About 10 km to the south is the old island town of Gallipoli. From Santa Maria al Bagno we could see the town lights and also the very prominent lighthouse (one of the tallest on the Mediterranean). Early in the morning we drove down to park near the port on the mainland and did the short walk to the island. Gallipoli is such a cool little place! The wind on the shore was pretty severe but already there were small groups of people trying to make the best of the nice beach. Since we were there mostly to sight-see we took to wandering the very quiet neighborhood streets. We saw people doing their laundry, making deliveries with nimble small trucks, and running quick errands. Once lunchtime rolled around the narrow streets became incredibly busy with shoppers and tour groups.
Hans picked out the best sandwich shop I've been to in a long time. Baguetteria De Pace is labeled "fast food" on Google Maps. Y'ALL. The truffle salami sandwich I had was so soooo delightful. For good measure I had it with a glass of one of Puglia's well-known wine varieties: Negroamaro.
That was kind of our day. We returned back to the home-base for one last evening and I took advantage of the lovely weather by going down to the town beach.

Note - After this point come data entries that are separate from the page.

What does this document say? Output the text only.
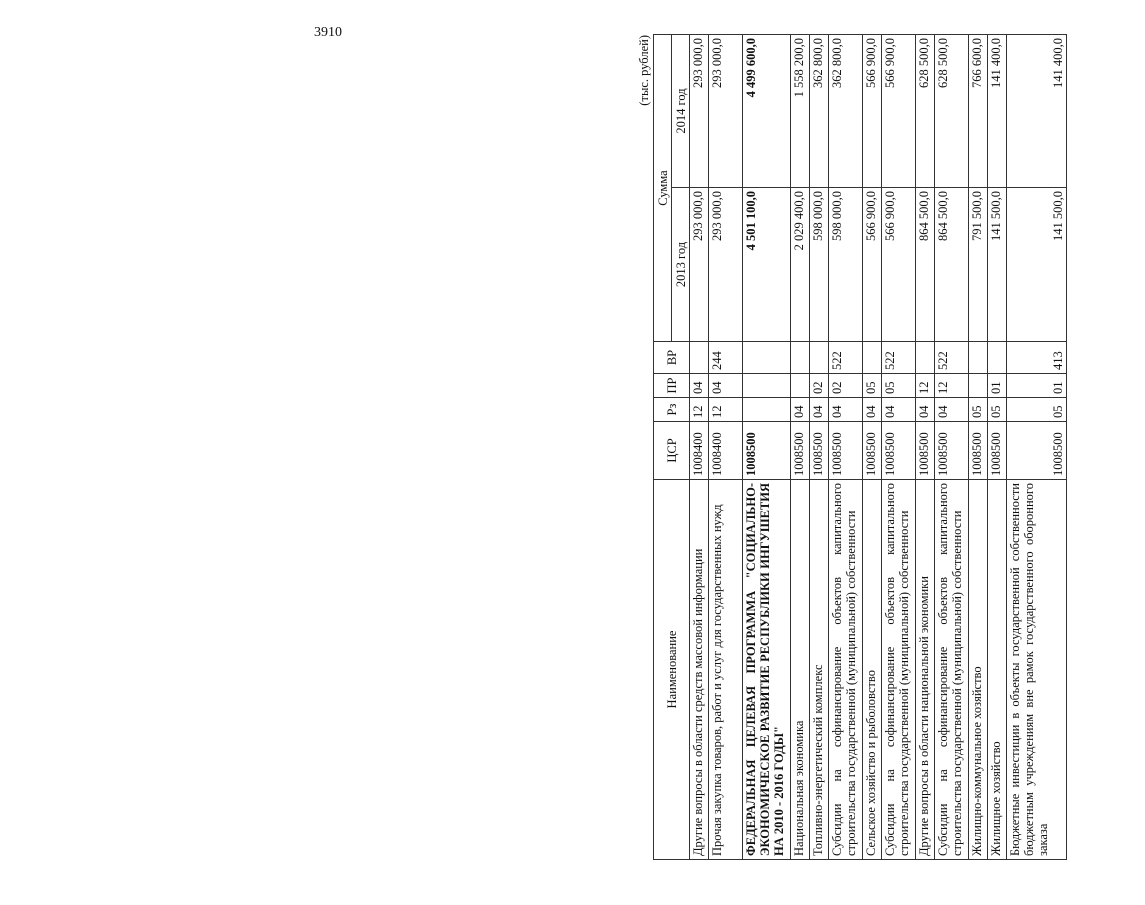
3910
(тыс. рублей)
Наименование	ЦСР	Рз	ПР	ВР	Сумма	
					2013 год	2014 год
Другие вопросы в области средств массовой информации	1008400	12	04		293 000,0	293 000,0
Прочая закупка товаров, работ и услуг для государственных нужд	1008400	12	04	244	293 000,0	293 000,0
ФЕДЕРАЛЬНАЯ ЦЕЛЕВАЯ ПРОГРАММА "СОЦИАЛЬНО-ЭКОНОМИЧЕСКОЕ РАЗВИТИЕ РЕСПУБЛИКИ ИНГУШЕТИЯ НА 2010 - 2016 ГОДЫ"	1008500				4 501 100,0	4 499 600,0
Национальная экономика	1008500	04			2 029 400,0	1 558 200,0
Топливно-энергетический комплекс	1008500	04	02		598 000,0	362 800,0
Субсидии на софинансирование объектов капитального строительства государственной (муниципальной) собственности	1008500	04	02	522	598 000,0	362 800,0
Сельское хозяйство и рыболовство	1008500	04	05		566 900,0	566 900,0
Субсидии на софинансирование объектов капитального строительства государственной (муниципальной) собственности	1008500	04	05	522	566 900,0	566 900,0
Другие вопросы в области национальной экономики	1008500	04	12		864 500,0	628 500,0
Субсидии на софинансирование объектов капитального строительства государственной (муниципальной) собственности	1008500	04	12	522	864 500,0	628 500,0
Жилищно-коммунальное хозяйство	1008500	05			791 500,0	766 600,0
Жилищное хозяйство	1008500	05	01		141 500,0	141 400,0
Бюджетные инвестиции в объекты государственной собственности бюджетным учреждениям вне рамок государственного оборонного заказа	1008500	05	01	413	141 500,0	141 400,0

Hans wanted to read back at the hotel so I took a solo dip with all of the locals. The water was more active than on the day we arrived but even with the waves you could see all of the way down to the fine sandy bottom. I could even swim with my eyes open underwater and see pretty far. Like the beach club we went to yesterday it was a peaceful experience.

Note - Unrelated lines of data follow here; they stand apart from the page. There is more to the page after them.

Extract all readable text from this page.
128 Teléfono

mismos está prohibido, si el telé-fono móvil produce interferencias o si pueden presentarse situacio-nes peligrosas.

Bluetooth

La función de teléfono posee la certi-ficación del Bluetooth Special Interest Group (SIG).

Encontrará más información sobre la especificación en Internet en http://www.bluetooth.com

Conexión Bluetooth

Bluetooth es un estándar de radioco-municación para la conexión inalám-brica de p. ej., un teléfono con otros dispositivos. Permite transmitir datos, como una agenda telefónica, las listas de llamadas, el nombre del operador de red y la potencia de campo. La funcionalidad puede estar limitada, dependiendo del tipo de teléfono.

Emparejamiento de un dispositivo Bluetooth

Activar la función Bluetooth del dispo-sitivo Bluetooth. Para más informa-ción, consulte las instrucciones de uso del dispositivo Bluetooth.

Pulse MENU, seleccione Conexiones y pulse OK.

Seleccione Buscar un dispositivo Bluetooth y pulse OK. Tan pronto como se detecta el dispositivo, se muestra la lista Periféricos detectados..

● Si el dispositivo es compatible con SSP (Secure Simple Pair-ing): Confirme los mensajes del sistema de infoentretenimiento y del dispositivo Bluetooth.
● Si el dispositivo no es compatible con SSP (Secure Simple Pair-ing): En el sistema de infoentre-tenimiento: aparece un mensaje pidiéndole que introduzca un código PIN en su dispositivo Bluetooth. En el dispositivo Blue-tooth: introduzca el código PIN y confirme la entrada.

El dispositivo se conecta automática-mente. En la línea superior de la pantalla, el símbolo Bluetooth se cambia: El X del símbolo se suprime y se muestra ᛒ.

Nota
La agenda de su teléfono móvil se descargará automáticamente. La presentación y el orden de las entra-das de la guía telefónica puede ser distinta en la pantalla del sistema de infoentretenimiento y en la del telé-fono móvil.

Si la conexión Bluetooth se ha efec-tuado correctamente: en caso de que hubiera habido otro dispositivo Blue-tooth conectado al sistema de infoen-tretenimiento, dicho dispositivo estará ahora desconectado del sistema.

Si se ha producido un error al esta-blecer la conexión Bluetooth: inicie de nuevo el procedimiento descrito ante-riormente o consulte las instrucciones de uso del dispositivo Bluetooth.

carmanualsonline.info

For dinner we went to a kind of touristy/trendy cocktail and snacks place so that we could enjoy the sunset during aperitivo hour. Honestly the food was a bit "meh" but the drinks were decent. I got to practice more of my Italian with the patient wait staff. Tomorrow we're heading north to our next hotel.
The Cathedral of Saint Agatha was crammed within the tight little streets
so it was difficult to photograph from the outside.

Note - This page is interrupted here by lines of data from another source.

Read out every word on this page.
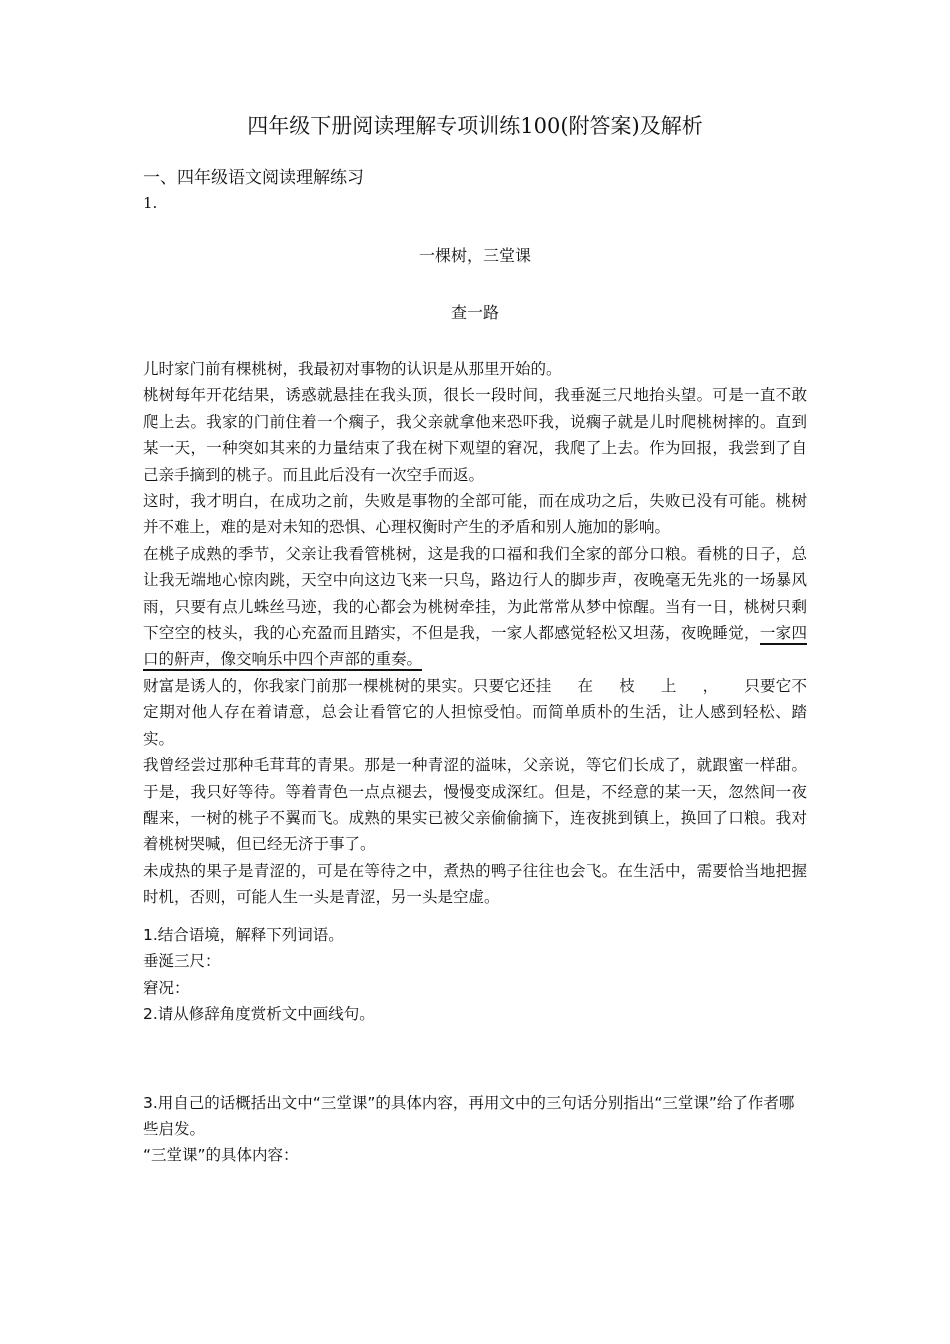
四年级下册阅读理解专项训练100(附答案)及解析
一、四年级语文阅读理解练习
1.
一棵树，三堂课
查一路

儿时家门前有棵桃树，我最初对事物的认识是从那里开始的。

桃树每年开花结果，诱惑就悬挂在我头顶，很长一段时间，我垂涎三尺地抬头望。可是一直不敢爬上去。我家的门前住着一个瘸子，我父亲就拿他来恐吓我，说瘸子就是儿时爬桃树摔的。直到某一天，一种突如其来的力量结束了我在树下观望的窘况，我爬了上去。作为回报，我尝到了自己亲手摘到的桃子。而且此后没有一次空手而返。

这时，我才明白，在成功之前，失败是事物的全部可能，而在成功之后，失败已没有可能。桃树并不难上，难的是对未知的恐惧、心理权衡时产生的矛盾和别人施加的影响。

在桃子成熟的季节，父亲让我看管桃树，这是我的口福和我们全家的部分口粮。看桃的日子，总让我无端地心惊肉跳，天空中向这边飞来一只鸟，路边行人的脚步声，夜晚毫无先兆的一场暴风雨，只要有点儿蛛丝马迹，我的心都会为桃树牵挂，为此常常从梦中惊醒。当有一日，桃树只剩下空空的枝头，我的心充盈而且踏实，不但是我，一家人都感觉轻松又坦荡，夜晚睡觉，一家四口的鼾声，像交响乐中四个声部的重奏。

财富是诱人的，你我家门前那一棵桃树的果实。只要它还挂在枝上，只要它不定期对他人存在着请意，总会让看管它的人担惊受怕。而简单质朴的生活，让人感到轻松、踏实。

我曾经尝过那种毛茸茸的青果。那是一种青涩的溢味，父亲说，等它们长成了，就跟蜜一样甜。于是，我只好等待。等着青色一点点褪去，慢慢变成深红。但是，不经意的某一天，忽然间一夜醒来，一树的桃子不翼而飞。成熟的果实已被父亲偷偷摘下，连夜挑到镇上，换回了口粮。我对着桃树哭喊，但已经无济于事了。

未成热的果子是青涩的，可是在等待之中，煮热的鸭子往往也会飞。在生活中，需要恰当地把握时机，否则，可能人生一头是青涩，另一头是空虚。

1.结合语境，解释下列词语。

垂涎三尺：

窘况：

2.请从修辞角度赏析文中画线句。

3.用自己的话概括出文中“三堂课”的具体内容，再用文中的三句话分别指出“三堂课”给了作者哪些启发。

“三堂课”的具体内容：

As I was trying to photograph the reliquary I heard a voice behind me say "attention!" and it turned out to be a Dutch tour guide reaching through the iron gate bars to flip on a light switch so that his group could view the room. I was temporarily trapped in a corner while the rest of the group scuttled forward to see and/or take pictures of the bones and other relics.
How could you not love just wandering streets like these?
16th century Greek Fountain (for a long time people thought it was from the 3rd century B.C.)